Python based implementation of modified Kruskal's algorithm for finding clusters or forest of trees from graph with potential limitations on total tree arc weight and total node weights in clusters
In Operations Research, while solving problems on large graphs long compute times may call for level of aggregation or creating subproblems in terms of clusters of nodes or set of minimum spanning trees. Several techniques are available to create such clusters however they may take significant time themselves or require specifying number of clusters. The motivation for this algorithm comes from limitations on the size of cluster, max weight of all nodes in cluster (if nodes have different weight) and max MST weight of arcs in cluster.
Simple example can be delivery routing where there is typically max capacity of vehicle and max drive time for drivers from DOT regulations. Such limitations may require several tours to be created for all deliveries. In such example, customers can be considered as nodes with their package size as node weight. All OD combinations can be considered as arcs with drive time as arc weight. The algorithm, with inputs for package weights and some MST estimate equivalent to max drive time, could then generate clusters of customers and corresponding minimum spanning tree. This minimum spanning tree could further be used as input to another routing heuristic to solve TSP.
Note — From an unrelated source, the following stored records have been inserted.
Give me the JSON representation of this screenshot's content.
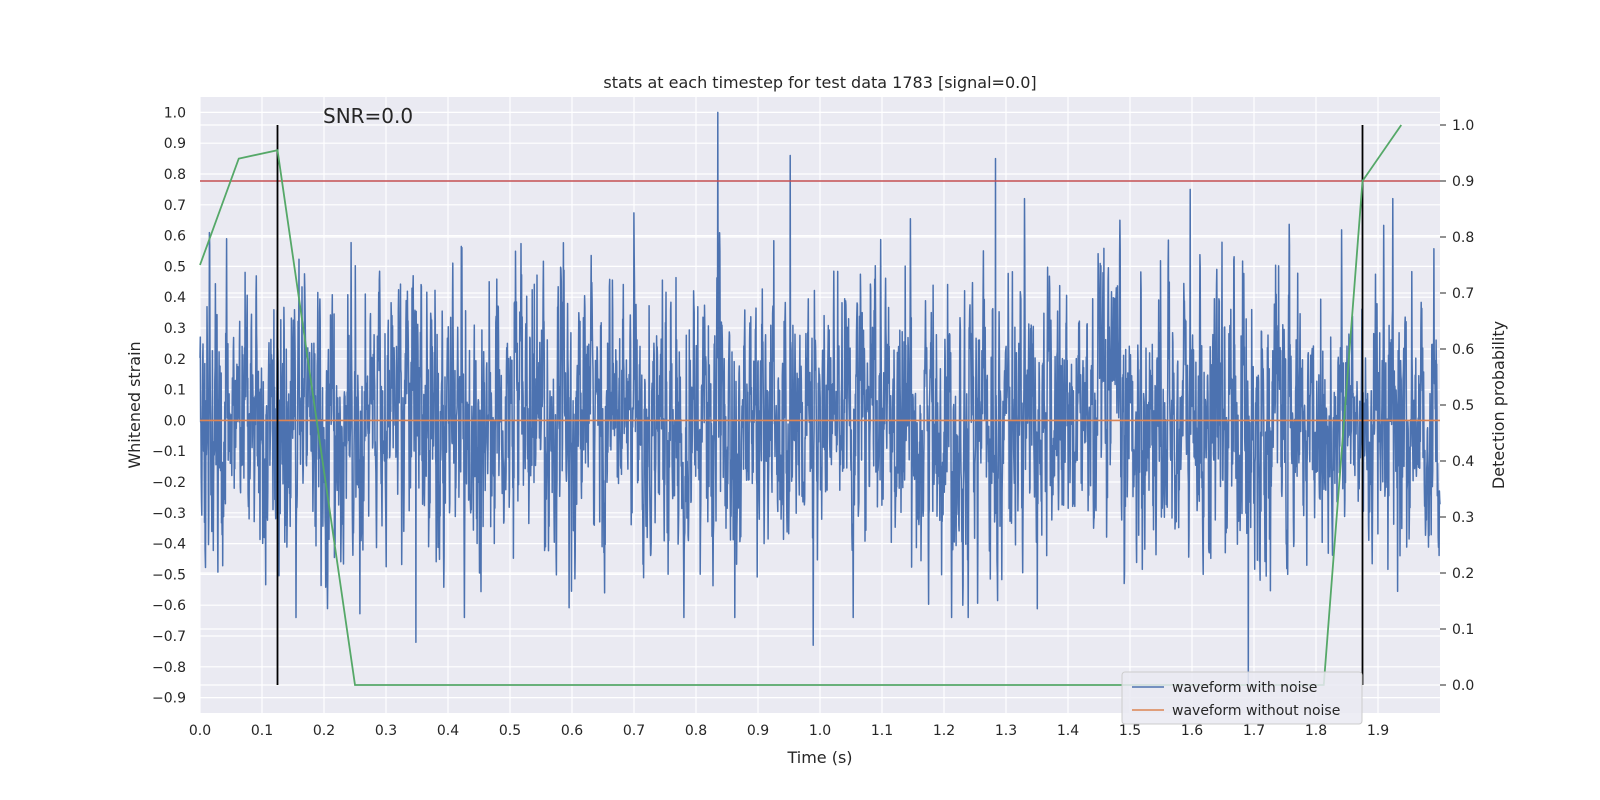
{
  "chart_data": {
    "type": "line",
    "title": "stats at each timestep for test data 1783 [signal=0.0]",
    "annotation": "SNR=0.0",
    "xlabel": "Time (s)",
    "ylabel_left": "Whitened strain",
    "ylabel_right": "Detection probability",
    "xlim": [
      0.0,
      2.0
    ],
    "ylim_left": [
      -0.95,
      1.05
    ],
    "ylim_right": [
      -0.05,
      1.05
    ],
    "x_ticks": [
      "0.0",
      "0.1",
      "0.2",
      "0.3",
      "0.4",
      "0.5",
      "0.6",
      "0.7",
      "0.8",
      "0.9",
      "1.0",
      "1.1",
      "1.2",
      "1.3",
      "1.4",
      "1.5",
      "1.6",
      "1.7",
      "1.8",
      "1.9"
    ],
    "y_ticks_left": [
      "-0.9",
      "-0.8",
      "-0.7",
      "-0.6",
      "-0.5",
      "-0.4",
      "-0.3",
      "-0.2",
      "-0.1",
      "0.0",
      "0.1",
      "0.2",
      "0.3",
      "0.4",
      "0.5",
      "0.6",
      "0.7",
      "0.8",
      "0.9",
      "1.0"
    ],
    "y_ticks_right": [
      "0.0",
      "0.1",
      "0.2",
      "0.3",
      "0.4",
      "0.5",
      "0.6",
      "0.7",
      "0.8",
      "0.9",
      "1.0"
    ],
    "grid": true,
    "legend_position": "lower-right",
    "series": [
      {
        "name": "waveform with noise",
        "color": "#4c72b0",
        "axis": "left",
        "description_values": {
          "n_samples": 4096,
          "x_range": [
            0.0,
            2.0
          ],
          "typical_range": [
            -0.6,
            0.7
          ],
          "peaks": [
            {
              "x": 0.835,
              "y": 1.0
            },
            {
              "x": 0.952,
              "y": 0.86
            },
            {
              "x": 1.283,
              "y": 0.85
            },
            {
              "x": 1.597,
              "y": 0.75
            },
            {
              "x": 1.691,
              "y": -0.86
            },
            {
              "x": 0.989,
              "y": -0.73
            },
            {
              "x": 0.348,
              "y": -0.72
            }
          ]
        }
      },
      {
        "name": "waveform without noise",
        "color": "#dd8452",
        "axis": "left",
        "x": [
          0.0,
          2.0
        ],
        "y": [
          0.0,
          0.0
        ]
      },
      {
        "name": "",
        "color": "#55a868",
        "axis": "right",
        "x": [
          0.0,
          0.0625,
          0.125,
          0.25,
          1.8125,
          1.875,
          1.9375
        ],
        "y": [
          0.75,
          0.94,
          0.955,
          0.0,
          0.0,
          0.9,
          1.0
        ]
      }
    ],
    "threshold": {
      "axis": "right",
      "value": 0.9,
      "color": "#c44e52"
    },
    "vertical_markers": {
      "x": [
        0.125,
        1.875
      ],
      "y_range_right": [
        0.0,
        1.0
      ],
      "color": "#000000"
    }
  }
}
Create graph object by calling
from graph import Graph
# v is list of vertices/nodes
# nodeweight is dictionary with node, weight as key, value
graph = Graph(v, nodeweights)
Add graph edges
# for edge between (u,v) with weight w
graph.addEdge(u, v, w)
Create clusters with max total weight of nodes in cluster and max total weight of arcs in corresponding MST
clusters = graph.getClusters(maxtreearcswt, maxtreenodeswt)
Output format
# SAMPLE OUTPUT
{
5: {
'arcs':[(4, 5, 1), (5, 7, 1), (5, 8, 1)],
'treearcweight': 3,
'treenodeweight': 19,
},
3: {
'arcs':[(2, 3, 2)],
'treearcweight': 2,
'treenodeweight': 14,
},
9: {
'arcs':[(1, 9, 4)],
'treearcweight': 4,
'treenodeweight': 8,
},
6: {
'arcs':[],
'treearcweight': 0,
'treenodeweight': 8,
}
}
# Here 5, 3, 9, 6 are representative nodes of their corresponding clusters
# Cluster 6 is a single node cluster with no tree
Using disjoint set forest implementation with union by rank and path compression, the running time for this algortihm is no worse than O(ElgV).